“If the Azerbaijanis again attack Karabakh that will mean, first of all, they have attacked me, my family, my home,” “Aravot” editor Aram Abrahamian writes in a front-page commentary. “When bandits break into your home do you think at that moment about those sitting in palaces and villas and how much they have stolen and how they have used the loot?” By the same token, says Abrahamian, hundreds of thousands of Armenians fought for their homeland, rather than Communism or Josef Stalin, during World War Two.
Hamlet Harutiunian, a Karabakh-born pro-government parliamentarian, tells “Hayots Ashkhar” that Azerbaijan would not recognize Karabakh’s independence even in exchange for major Armenian concessions. “Azerbaijan is negotiating and getting ready for war,” he says. “But war is not a pleasant stroll. It may even be short.

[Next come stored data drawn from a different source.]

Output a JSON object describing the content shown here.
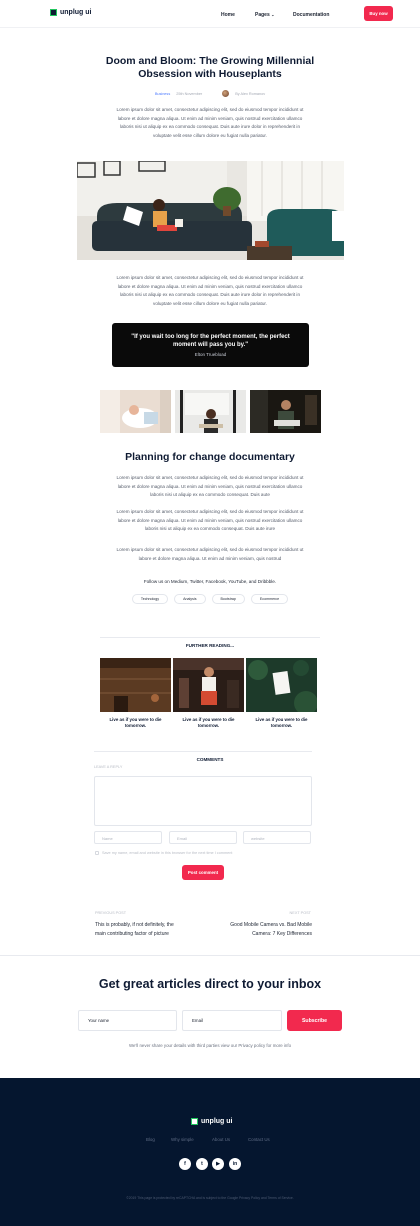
{
  "header": {
    "logo_text": "unplug ui",
    "nav": [
      "Home",
      "Pages",
      "Documentation"
    ],
    "pages_caret": "⌄",
    "buy_label": "Buy now"
  },
  "article": {
    "title": "Doom and Bloom: The Growing Millennial Obsession with Houseplants",
    "category": "Business",
    "date": "25th November",
    "author": "By Alex Romanov",
    "paragraph": "Lorem ipsum dolor sit amet, consectetur adipiscing elit, sed do eiusmod tempor incididunt ut labore et dolore magna aliqua. Ut enim ad minim veniam, quis nostrud exercitation ullamco laboris nisi ut aliquip ex ea commodo consequat. Duis aute irure dolor in reprehenderit in voluptate velit esse cillum dolore eu fugiat nulla pariatur.",
    "quote": "\"If you wait too long for the perfect moment, the perfect moment will pass you by.\"",
    "quote_author": "Elton Truebload",
    "h2": "Planning for change documentary",
    "p3": "Lorem ipsum dolor sit amet, consectetur adipiscing elit, sed do eiusmod tempor incididunt ut labore et dolore magna aliqua. Ut enim ad minim veniam, quis nostrud exercitation ullamco laboris nisi ut aliquip ex ea commodo consequat. Duis aute",
    "p4": "Lorem ipsum dolor sit amet, consectetur adipiscing elit, sed do eiusmod tempor incididunt ut labore et dolore magna aliqua. Ut enim ad minim veniam, quis nostrud exercitation ullamco laboris nisi ut aliquip ex ea commodo consequat. Duis aute irure",
    "p5": "Lorem ipsum dolor sit amet, consectetur adipiscing elit, sed do eiusmod tempor incididunt ut labore et dolore magna aliqua. Ut enim ad minim veniam, quis nostrud",
    "follow": "Follow us on Medium, Twitter, Facebook, YouTube, and Dribbble.",
    "tags": [
      "Technology",
      "Analysis",
      "Bootstrap",
      "Ecommerce"
    ]
  },
  "further": {
    "label": "FURTHER READING...",
    "cards": [
      {
        "title": "Live as if you were to die tomorrow."
      },
      {
        "title": "Live as if you were to die tomorrow."
      },
      {
        "title": "Live as if you were to die tomorrow."
      }
    ]
  },
  "comments": {
    "label": "COMMENTS",
    "leave": "LEAVE A REPLY",
    "name_ph": "Name",
    "email_ph": "Email",
    "website_ph": "website",
    "save_text": "Save my name, email and website in this browser for the next time I comment",
    "post_label": "Post comment"
  },
  "postnav": {
    "prev_label": "PREVIOUS POST",
    "prev_title": "This is probably, if not definitely, the main contributing factor of picture",
    "next_label": "NEXT POST",
    "next_title": "Good Mobile Camera vs. Bad Mobile Camera: 7 Key Differences"
  },
  "newsletter": {
    "title": "Get great articles direct to your inbox",
    "name_ph": "Your name",
    "email_ph": "Email",
    "subscribe": "Subscribe",
    "note": "We'll never share your details with third parties view our Privacy policy for more info"
  },
  "footer": {
    "logo_text": "unplug ui",
    "links": [
      "Blog",
      "Why simple",
      "About Us",
      "Contact Us"
    ],
    "social": [
      "f",
      "t",
      "▶",
      "in"
    ],
    "copyright": "©2019 This page is protected by reCAPTCHA and is subject to the Google Privacy Policy and Terms of Service."
  },
  "colors": {
    "accent": "#f2294e",
    "link": "#4f7cff",
    "footer_bg": "#05162f",
    "logo_green": "#22c55e"
  }
}
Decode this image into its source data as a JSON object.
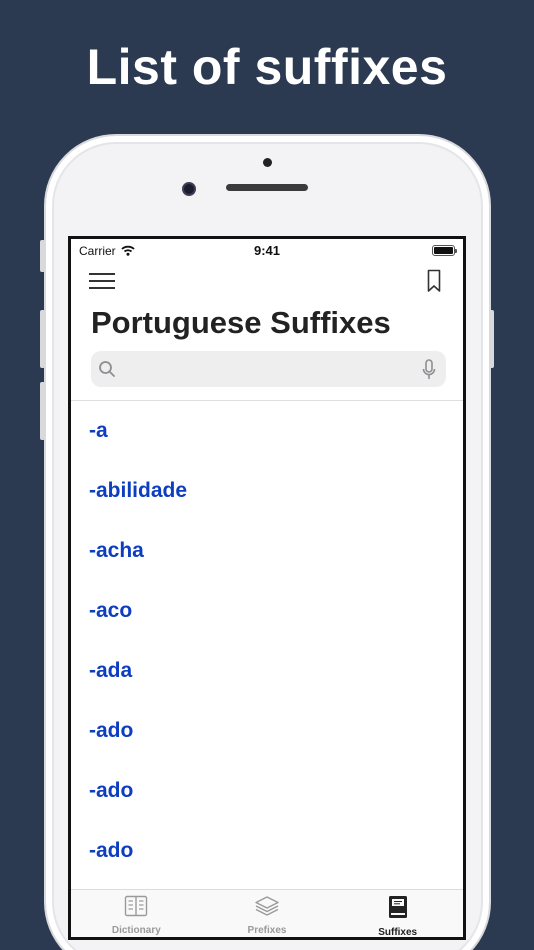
{
  "headline": "List of suffixes",
  "status_bar": {
    "carrier": "Carrier",
    "time": "9:41"
  },
  "header": {
    "title": "Portuguese Suffixes"
  },
  "search": {
    "placeholder": "",
    "value": ""
  },
  "suffixes": [
    "-a",
    "-abilidade",
    "-acha",
    "-aco",
    "-ada",
    "-ado",
    "-ado",
    "-ado"
  ],
  "tabs": [
    {
      "label": "Dictionary",
      "icon": "book-columns-icon",
      "active": false
    },
    {
      "label": "Prefixes",
      "icon": "layers-icon",
      "active": false
    },
    {
      "label": "Suffixes",
      "icon": "book-icon",
      "active": true
    }
  ],
  "colors": {
    "background": "#2c3a51",
    "link": "#0d3ec0",
    "tab_active": "#222222",
    "tab_inactive": "#9a9a9a"
  }
}
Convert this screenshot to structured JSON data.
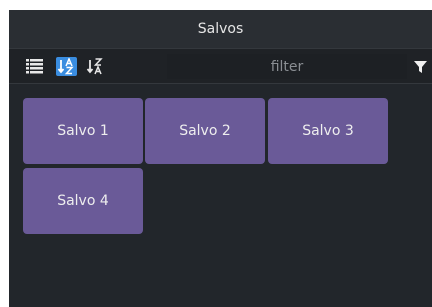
{
  "panel": {
    "title": "Salvos"
  },
  "toolbar": {
    "list_view_icon": "list-view-icon",
    "sort_az_icon": "sort-a-z-icon",
    "sort_za_icon": "sort-z-a-icon",
    "filter_placeholder": "filter",
    "filter_value": "",
    "filter_icon": "funnel-icon",
    "active_sort_color": "#3a8de0"
  },
  "salvos": [
    {
      "label": "Salvo 1"
    },
    {
      "label": "Salvo 2"
    },
    {
      "label": "Salvo 3"
    },
    {
      "label": "Salvo 4"
    }
  ],
  "colors": {
    "panel_bg": "#22262b",
    "tile_bg": "#6a5a98"
  }
}
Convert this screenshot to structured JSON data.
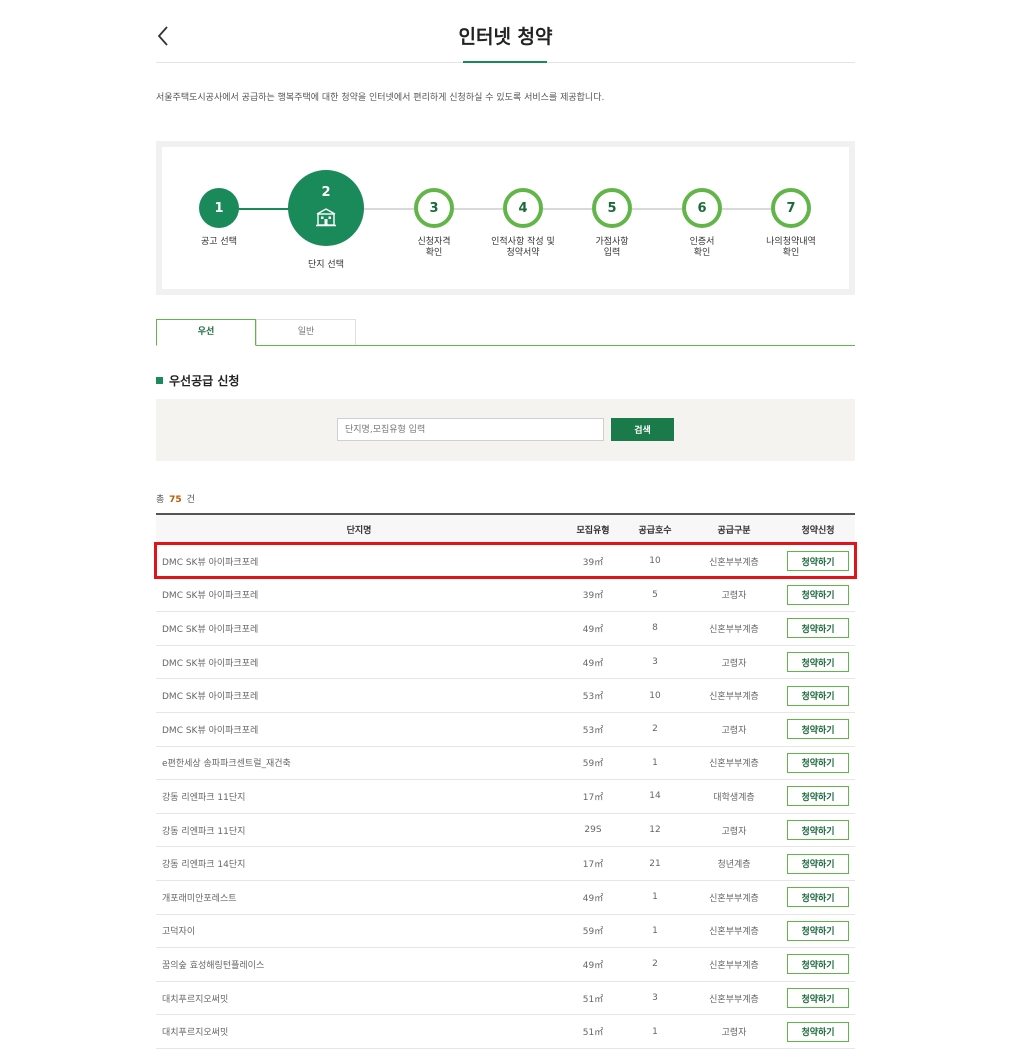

But it always has very severe consequences. [Azerbaijani President Ilham] Aliyev places the interests of his dynasty way above the interests of his state and people.”
“Chorrord Inknishkhanutyun” claims that the Armenian authorities themselves fuelled talk of another war with Azerbaijan to scare the domestic public into accepting the international mediators’ Karabakh peace proposals. “The war does not resume today not because the Azerbaijanis are pinning serious hopes on the negotiating process and seeking to get everything without a shot but simply because right now they are not sure they would win that war,” says the paper.
In an interview with “Hraparak,” David Babayan, the chief spokesman for Nagorno-Karabakh President Bako Sahakian, says the authorities in Stepanakert were left out of Armenian-Azerbaijani negotiations because of Azerbaijan, rather than Armenia’s former President Robert Kocharian. “When one tries to associate that process with certain individuals a question arises: how could have the OSCE … changed its [negotiation] format because of one person?” he says.
Lragir.am comments on the opposition Zharangutyun party’s calls for a roundtable dialogue of Armenia’s leading political forces. “The problem is not that this initiative is probably timely for only Zharangutyun and not the political field, the public or the state,” writes the online publication. “Zharangutyun seems to have missed something: Nagorno-Karabakh. How come we demand that the world return Karabakh to the negotiating table when we ourselves forget about Karabakh at our own negotiating table? … Before it is too late, Zharangutyun should correct that mistake and send an invitation to Karabakh as well because the fate of the two Armenian states is so closely interconnected because it is impossible to discuss one without the other.”